Barring a successful appeal, New Jersey will be forced by the courts to make its full pension contribution this year, which will total $1.6 billion.
But that payment hasn’t been budgeted for – and since Gov. Chris Christie has vowed not to raise taxes, the bulk of the money must come from spending cuts.
But budget and treasury officials testified on Tuesday that it might be “fiscally and physically” impossible for the state to come up with the money required to make the full payment.
David Rosen, legislative budget and finance officer for the nonpartisan Office of Legislative Services, told the Senate Budget and Appropriations Committee it would be nearly impossible for the state to scrape together $1.57 billion before the end of the fiscal year in June if that’s what the Supreme Court rules in a heated legal battle over pension funding.

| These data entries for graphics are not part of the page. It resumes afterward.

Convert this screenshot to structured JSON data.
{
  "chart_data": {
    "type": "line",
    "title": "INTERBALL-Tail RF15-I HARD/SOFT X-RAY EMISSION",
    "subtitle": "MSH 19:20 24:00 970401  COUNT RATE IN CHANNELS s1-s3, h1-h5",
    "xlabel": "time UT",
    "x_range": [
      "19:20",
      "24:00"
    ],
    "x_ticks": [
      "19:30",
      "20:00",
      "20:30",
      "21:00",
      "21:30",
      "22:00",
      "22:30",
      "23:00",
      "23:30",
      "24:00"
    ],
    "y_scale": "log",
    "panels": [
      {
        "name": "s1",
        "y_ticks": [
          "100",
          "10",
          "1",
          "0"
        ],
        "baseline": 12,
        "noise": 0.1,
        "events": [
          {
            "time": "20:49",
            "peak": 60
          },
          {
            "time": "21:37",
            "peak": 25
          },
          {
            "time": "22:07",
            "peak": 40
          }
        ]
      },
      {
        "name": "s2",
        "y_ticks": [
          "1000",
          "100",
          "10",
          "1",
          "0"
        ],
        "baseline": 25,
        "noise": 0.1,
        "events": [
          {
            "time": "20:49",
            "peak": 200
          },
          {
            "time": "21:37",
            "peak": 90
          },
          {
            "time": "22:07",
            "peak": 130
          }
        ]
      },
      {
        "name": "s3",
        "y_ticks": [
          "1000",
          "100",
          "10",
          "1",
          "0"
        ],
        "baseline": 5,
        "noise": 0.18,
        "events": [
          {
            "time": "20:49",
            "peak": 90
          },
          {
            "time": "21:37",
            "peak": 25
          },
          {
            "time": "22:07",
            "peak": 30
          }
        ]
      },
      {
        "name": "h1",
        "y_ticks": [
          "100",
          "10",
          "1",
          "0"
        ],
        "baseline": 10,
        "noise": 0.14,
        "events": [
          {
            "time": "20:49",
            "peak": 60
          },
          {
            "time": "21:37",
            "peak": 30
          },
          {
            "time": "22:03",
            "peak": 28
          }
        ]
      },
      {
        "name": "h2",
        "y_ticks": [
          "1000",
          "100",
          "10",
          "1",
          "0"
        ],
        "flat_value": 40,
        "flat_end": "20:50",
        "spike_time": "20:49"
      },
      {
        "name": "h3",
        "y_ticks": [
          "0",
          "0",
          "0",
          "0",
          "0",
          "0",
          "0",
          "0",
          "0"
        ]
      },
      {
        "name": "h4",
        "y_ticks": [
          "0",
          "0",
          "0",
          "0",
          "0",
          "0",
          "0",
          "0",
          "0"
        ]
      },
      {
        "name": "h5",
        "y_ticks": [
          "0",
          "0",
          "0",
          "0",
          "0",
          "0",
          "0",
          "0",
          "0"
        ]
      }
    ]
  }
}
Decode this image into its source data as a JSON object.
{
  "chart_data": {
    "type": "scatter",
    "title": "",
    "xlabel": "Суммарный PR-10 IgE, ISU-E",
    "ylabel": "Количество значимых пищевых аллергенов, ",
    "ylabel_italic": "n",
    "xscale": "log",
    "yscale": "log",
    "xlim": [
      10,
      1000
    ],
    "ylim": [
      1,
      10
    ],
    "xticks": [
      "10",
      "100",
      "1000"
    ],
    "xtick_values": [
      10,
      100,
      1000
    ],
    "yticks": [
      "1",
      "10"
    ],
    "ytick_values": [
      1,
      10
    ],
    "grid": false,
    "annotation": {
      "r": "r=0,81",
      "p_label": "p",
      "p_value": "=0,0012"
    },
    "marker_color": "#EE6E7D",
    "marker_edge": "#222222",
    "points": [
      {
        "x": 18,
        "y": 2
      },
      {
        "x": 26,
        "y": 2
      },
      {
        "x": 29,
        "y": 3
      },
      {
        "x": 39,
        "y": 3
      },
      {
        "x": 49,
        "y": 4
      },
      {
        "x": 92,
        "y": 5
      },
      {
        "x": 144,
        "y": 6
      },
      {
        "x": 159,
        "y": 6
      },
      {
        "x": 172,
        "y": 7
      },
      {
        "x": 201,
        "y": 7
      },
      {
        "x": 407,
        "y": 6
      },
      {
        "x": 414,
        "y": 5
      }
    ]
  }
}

“If the Supreme Court were to direct the state to make the additional payment before June 30, I’m not sure that that’s fiscally or physically possible in terms of the amount of money that is still left to be expended and the constraints that we have on how we could come up with that money,” Rosen said.
Rosen told the key Senate committee that with just six weeks left in the fiscal year, little money remains in state coffers.
State Treasurer Andrew Sidamon-Eristoff reinforced Rosen’s remarks later Tuesday, when he said told the lawmakers that if the high court orders the full pension payment, “frankly, that ship has sailed.”
The administration could not pool the modest, unspent balances to amass nearly $1.6 billion without “visiting just havoc” on programs and services, he said.
On the bright side: the state said tax revenues exceeded projections by $200 million recently, and all that money will be going to pensions. Of course, that constitutes just 12 percent of the payment New Jersey needs to make.